Nell’ambito dell’arte, Dioniso/Bacco viene raffigurato in linea di massima come un giovane dai lineamenti molto dolci, quasi femminili, coronato di foglie d’edera o alloro, o ancora di vite e grappoli d’uva, solitamente ebbro, con una elegante coppa colma in mano. E’ attorniato sovente da personaggi danzanti e sensuali, oppure è sdraiato su un triclino, pare godersi pacatamente l’attimo, e quasi trasmette la sensazione di rilassatezza che porta la preziosa bevanda.
Il filo conduttore che lega le opere che illustrano questo soggetto è il tentativo di rendere la mollezza che deriva dall’abbondanza, la spensieratezza e l’abbandono intimo dei corpi nel momento dell’ebbrezza, la frenesia del rito; il tutto coronato da calici e brocche ricolmi di vino, vassoi e piatti con grappoli d’uva e lucidi frutti di ogni tipo.
Questo può avvenire in disparati modi a seconda del periodo e a seconda della volontà dell’artista: Caravaggio ad esempio scelse di rappresentare un Bacco languido, che trasmettesse il piacere di momenti sciolti e suadenti. Rubens invece nei suoi dipinti ed incisioni accentua l’opulenza, il turbinio erotico che deriva dall’ebbrezza, grazie a una linea più brulicante e mossa.
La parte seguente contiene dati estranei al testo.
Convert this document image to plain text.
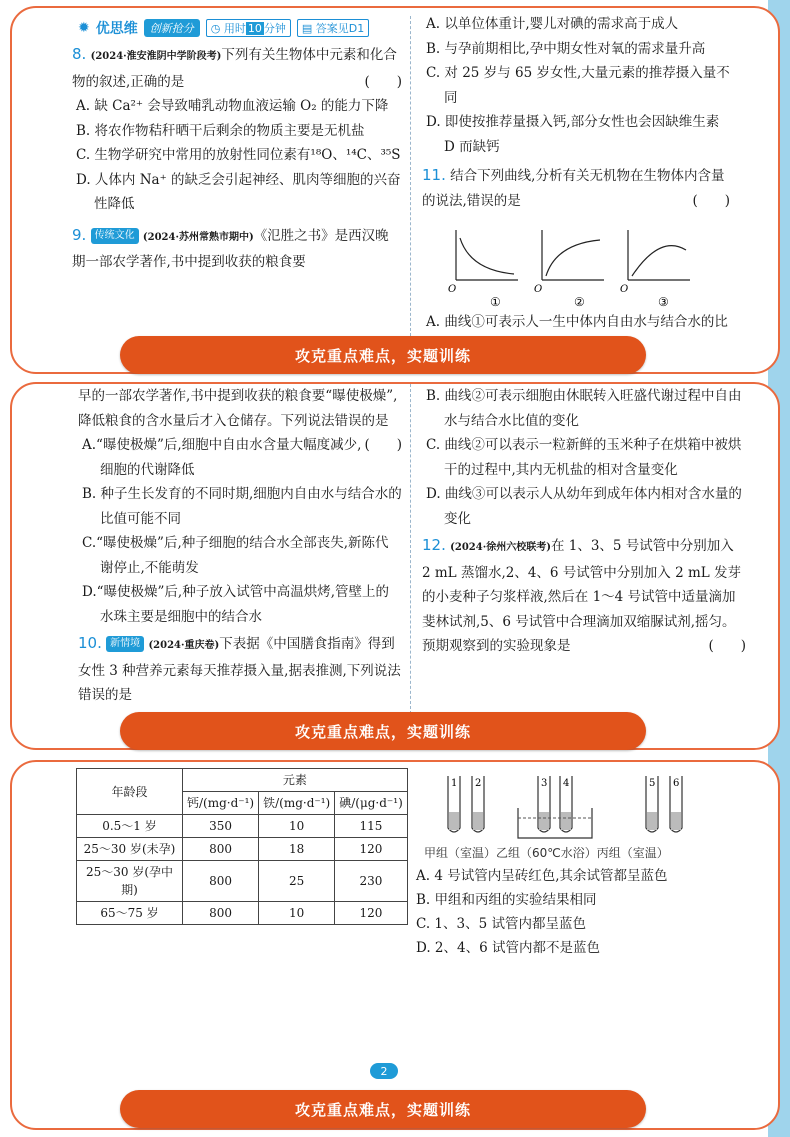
✹ 优思维	创新抢分	◷ 用时 10 分钟	▤ 答案见D1
8. (2024·淮安淮阴中学阶段考)下列有关生物体中元素和化合物的叙述,正确的是	(　　)
A. 缺 Ca²⁺ 会导致哺乳动物血液运输 O₂ 的能力下降
B. 将农作物秸秆晒干后剩余的物质主要是无机盐
C. 生物学研究中常用的放射性同位素有¹⁸O、¹⁴C、³⁵S
D. 人体内 Na⁺ 的缺乏会引起神经、肌肉等细胞的兴奋性降低
9. 传统文化 (2024·苏州常熟市期中)《氾胜之书》是西汉晚期一部农学著作,书中提到收获的粮食要
A. 以单位体重计,婴儿对碘的需求高于成人
B. 与孕前期相比,孕中期女性对氧的需求量升高
C. 对 25 岁与 65 岁女性,大量元素的推荐摄入量不同
D. 即使按推荐量摄入钙,部分女性也会因缺维生素 D 而缺钙
11. 结合下列曲线,分析有关无机物在生物体内含量的说法,错误的是	(　　)
O	O	O
①	②	③
A. 曲线①可表示人一生中体内自由水与结合水的比
攻克重点难点，实题训练
早的一部农学著作,书中提到收获的粮食要“曝使极燥”,降低粮食的含水量后才入仓储存。下列说法错误的是
(　　)
A.“曝使极燥”后,细胞中自由水含量大幅度减少,细胞的代谢降低
B. 种子生长发育的不同时期,细胞内自由水与结合水的比值可能不同
C.“曝使极燥”后,种子细胞的结合水全部丧失,新陈代谢停止,不能萌发
D.“曝使极燥”后,种子放入试管中高温烘烤,管壁上的水珠主要是细胞中的结合水
10. 新情境 (2024·重庆卷)下表据《中国膳食指南》得到女性 3 种营养元素每天推荐摄入量,据表推测,下列说法错误的是
B. 曲线②可表示细胞由休眠转入旺盛代谢过程中自由水与结合水比值的变化
C. 曲线②可以表示一粒新鲜的玉米种子在烘箱中被烘干的过程中,其内无机盐的相对含量变化
D. 曲线③可以表示人从幼年到成年体内相对含水量的变化
12. (2024·徐州六校联考)在 1、3、5 号试管中分别加入 2 mL 蒸馏水,2、4、6 号试管中分别加入 2 mL 发芽的小麦种子匀浆样液,然后在 1～4 号试管中适量滴加斐林试剂,5、6 号试管中合理滴加双缩脲试剂,摇匀。预期观察到的实验现象是	(　　)
攻克重点难点，实题训练
年龄段	元素		
	钙/(mg·d⁻¹)	铁/(mg·d⁻¹)	碘/(μg·d⁻¹)
0.5～1 岁	350	10	115
25～30 岁(未孕)	800	18	120
25～30 岁(孕中期)	800	25	230
65～75 岁	800	10	120
1 2	3 4	5 6
甲组（室温）乙组（60℃水浴）丙组（室温）
A. 4 号试管内呈砖红色,其余试管都呈蓝色
B. 甲组和丙组的实验结果相同
C. 1、3、5 试管内都呈蓝色
D. 2、4、6 试管内都不是蓝色
2
攻克重点难点，实题训练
Tiziano, attraverso una gamma cromatica più accesa raffigura Bacco insieme alla sua sposa Arianna, e dinamizza la scena rendendo proprio l’idea del corteo festante.
Nelle ceramiche greche il movimento è intuibile invece attraverso piccoli dettagli, dal momento che le figure sono generalmente più stilizzate e statiche; mentre nella statuaria, sia classica che moderna la materia prende forme morbide, che bene incarnano e rendono giustizia al mito del Dio del Vino e dell’Uva, un mito che non è mai passato di moda e che ha affascinato i più grandi maestri, nonché i più semplici estimatori della piacevole bevanda.